I am building it as a practice space: a way to strengthen character sensing, world sensing, and pattern recognition through the invention of roles that feel necessary to the conditions that produce them.
Each profession begins with a pressure, a shift, a need, or an emerging reality. From there, the work asks: who would arise in response to this condition? What kind of person might inhabit this role? What world would make such a profession feel ordinary, urgent, or essential? And what neighboring roles, stories, institutions, conflicts, or values might exist around it?
In that sense, these entries are more than invented job titles. They are small openings into possible worlds.
Some may lean toward character. Some may lean toward systems. Some may suggest entire settings, industries, ethical tensions, or forms of daily life.

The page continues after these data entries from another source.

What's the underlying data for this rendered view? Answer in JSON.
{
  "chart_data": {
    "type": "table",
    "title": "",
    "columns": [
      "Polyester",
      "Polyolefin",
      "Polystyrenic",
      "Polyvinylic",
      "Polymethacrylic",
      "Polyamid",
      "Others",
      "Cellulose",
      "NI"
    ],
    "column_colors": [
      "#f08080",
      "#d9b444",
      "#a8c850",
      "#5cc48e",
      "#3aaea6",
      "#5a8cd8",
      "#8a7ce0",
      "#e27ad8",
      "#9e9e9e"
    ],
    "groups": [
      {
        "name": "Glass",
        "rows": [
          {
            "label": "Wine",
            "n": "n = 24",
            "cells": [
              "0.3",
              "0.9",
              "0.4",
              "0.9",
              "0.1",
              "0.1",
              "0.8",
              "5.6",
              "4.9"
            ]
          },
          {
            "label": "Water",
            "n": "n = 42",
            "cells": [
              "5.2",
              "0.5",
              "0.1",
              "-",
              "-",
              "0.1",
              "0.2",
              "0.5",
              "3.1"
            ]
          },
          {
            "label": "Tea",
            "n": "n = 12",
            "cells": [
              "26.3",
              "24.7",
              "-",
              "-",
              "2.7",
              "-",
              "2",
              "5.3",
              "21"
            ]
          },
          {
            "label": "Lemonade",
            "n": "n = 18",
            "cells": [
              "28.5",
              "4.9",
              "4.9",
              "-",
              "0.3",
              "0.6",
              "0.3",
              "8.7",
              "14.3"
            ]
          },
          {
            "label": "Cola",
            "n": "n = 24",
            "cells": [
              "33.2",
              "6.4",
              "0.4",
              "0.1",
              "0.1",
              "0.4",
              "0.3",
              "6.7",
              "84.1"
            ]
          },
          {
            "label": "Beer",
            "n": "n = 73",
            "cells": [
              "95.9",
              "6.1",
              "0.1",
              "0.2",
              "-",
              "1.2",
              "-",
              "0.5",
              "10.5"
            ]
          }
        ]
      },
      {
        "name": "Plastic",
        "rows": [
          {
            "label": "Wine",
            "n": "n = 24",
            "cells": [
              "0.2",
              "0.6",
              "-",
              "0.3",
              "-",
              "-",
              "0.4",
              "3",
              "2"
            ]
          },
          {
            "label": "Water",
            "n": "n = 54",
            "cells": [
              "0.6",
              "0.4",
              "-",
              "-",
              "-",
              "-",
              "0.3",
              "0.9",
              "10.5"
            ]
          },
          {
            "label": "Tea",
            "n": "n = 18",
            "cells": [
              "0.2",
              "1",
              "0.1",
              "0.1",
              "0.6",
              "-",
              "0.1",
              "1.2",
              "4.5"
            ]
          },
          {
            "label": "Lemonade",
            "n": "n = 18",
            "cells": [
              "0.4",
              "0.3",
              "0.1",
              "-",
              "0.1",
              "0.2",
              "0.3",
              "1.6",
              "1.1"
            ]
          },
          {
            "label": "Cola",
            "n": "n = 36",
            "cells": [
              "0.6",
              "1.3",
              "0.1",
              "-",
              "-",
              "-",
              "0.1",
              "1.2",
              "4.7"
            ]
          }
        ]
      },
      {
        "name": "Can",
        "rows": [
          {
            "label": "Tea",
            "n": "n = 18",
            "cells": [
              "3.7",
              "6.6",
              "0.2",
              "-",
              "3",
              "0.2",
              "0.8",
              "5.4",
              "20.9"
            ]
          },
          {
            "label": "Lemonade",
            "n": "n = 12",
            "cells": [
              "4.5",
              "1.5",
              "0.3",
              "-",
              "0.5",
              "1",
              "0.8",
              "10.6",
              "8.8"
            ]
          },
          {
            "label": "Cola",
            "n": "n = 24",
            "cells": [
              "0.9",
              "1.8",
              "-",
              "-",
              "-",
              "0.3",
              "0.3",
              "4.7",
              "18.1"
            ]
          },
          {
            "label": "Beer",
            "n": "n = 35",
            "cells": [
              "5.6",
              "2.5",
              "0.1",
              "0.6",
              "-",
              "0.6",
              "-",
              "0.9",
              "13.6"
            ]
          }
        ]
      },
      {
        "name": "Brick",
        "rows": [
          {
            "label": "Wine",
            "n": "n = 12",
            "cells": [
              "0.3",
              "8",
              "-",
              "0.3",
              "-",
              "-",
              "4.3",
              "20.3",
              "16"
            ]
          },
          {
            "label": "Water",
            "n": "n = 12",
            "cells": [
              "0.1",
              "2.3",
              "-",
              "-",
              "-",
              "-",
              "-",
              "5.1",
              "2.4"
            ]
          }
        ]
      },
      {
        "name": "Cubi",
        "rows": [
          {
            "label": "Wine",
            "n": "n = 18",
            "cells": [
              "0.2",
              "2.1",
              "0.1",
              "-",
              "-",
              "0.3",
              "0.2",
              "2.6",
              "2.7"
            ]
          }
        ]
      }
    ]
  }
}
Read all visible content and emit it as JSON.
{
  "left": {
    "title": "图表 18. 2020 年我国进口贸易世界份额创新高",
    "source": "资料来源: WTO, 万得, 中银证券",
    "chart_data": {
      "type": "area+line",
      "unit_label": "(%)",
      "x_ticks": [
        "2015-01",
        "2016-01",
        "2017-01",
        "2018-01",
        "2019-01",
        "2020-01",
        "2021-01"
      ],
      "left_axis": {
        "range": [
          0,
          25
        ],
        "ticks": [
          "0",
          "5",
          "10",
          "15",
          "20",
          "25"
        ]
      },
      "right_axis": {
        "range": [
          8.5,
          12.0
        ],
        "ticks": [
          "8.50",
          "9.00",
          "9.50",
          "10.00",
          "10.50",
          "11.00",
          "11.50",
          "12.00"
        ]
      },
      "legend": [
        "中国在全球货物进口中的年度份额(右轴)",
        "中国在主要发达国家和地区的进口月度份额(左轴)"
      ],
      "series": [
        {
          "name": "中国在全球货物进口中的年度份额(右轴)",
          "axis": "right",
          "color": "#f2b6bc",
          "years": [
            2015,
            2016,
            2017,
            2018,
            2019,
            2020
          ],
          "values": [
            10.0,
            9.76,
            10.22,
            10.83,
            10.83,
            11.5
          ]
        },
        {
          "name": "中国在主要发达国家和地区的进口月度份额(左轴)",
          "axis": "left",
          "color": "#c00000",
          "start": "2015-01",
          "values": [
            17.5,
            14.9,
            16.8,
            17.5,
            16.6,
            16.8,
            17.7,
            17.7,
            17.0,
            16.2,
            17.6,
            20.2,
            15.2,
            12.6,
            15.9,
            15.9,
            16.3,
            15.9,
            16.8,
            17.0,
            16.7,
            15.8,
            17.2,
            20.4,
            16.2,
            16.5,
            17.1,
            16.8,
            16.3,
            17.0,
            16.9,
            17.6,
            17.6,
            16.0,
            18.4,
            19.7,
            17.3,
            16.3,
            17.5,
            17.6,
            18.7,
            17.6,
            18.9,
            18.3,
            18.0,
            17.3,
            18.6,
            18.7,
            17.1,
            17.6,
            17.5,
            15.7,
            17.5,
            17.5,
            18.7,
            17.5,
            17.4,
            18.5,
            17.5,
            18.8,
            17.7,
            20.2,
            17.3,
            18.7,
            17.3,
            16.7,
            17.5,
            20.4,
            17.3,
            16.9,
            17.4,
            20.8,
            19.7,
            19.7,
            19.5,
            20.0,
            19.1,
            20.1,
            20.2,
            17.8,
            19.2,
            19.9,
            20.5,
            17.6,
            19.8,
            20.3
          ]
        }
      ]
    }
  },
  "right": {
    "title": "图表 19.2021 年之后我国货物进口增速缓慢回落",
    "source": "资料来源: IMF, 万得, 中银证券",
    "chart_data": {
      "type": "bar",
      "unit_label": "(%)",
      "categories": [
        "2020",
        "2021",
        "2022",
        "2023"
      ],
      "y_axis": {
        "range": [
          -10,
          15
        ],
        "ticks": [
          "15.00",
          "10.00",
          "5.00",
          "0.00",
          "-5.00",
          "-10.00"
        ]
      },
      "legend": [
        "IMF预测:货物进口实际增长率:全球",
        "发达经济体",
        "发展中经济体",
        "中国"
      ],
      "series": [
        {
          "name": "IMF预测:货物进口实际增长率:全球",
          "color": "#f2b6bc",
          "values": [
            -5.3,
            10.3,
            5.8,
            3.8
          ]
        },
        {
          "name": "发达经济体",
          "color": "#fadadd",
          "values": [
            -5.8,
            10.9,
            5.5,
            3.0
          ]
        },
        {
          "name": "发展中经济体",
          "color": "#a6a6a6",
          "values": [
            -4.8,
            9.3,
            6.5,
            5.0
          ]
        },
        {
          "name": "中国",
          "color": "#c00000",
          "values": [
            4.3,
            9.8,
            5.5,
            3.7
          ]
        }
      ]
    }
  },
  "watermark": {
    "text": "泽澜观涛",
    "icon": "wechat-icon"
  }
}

Together, they create a running exercise in sensing how worlds generate roles, and how roles reveal worlds.
I am developing Future Professions as Makari because this project functions as a reflective and generative practice.
It gives me room to think through social change, human adaptation, identity, labor, and imagination in a form that stays light enough to keep moving while still carrying real depth. The speculative element remains present, though the center of gravity here is inquiry, development, and discovery.
This is also a place for learning.
I am using the project to practice creating characters indirectly through the functions they serve and the realities they imply. Sometimes a profession arrives first and a world gathers around it. Sometimes a world-pressure appears first and the profession emerges as its answer. Sometimes a character flickers into view before either has fully formed. We are interested in all of those paths.
Future Professions is, among other things, a lexicon of necessary roles from possible worlds — an archive of professions shaped by civilizational pressure, human response, and narrative possibility.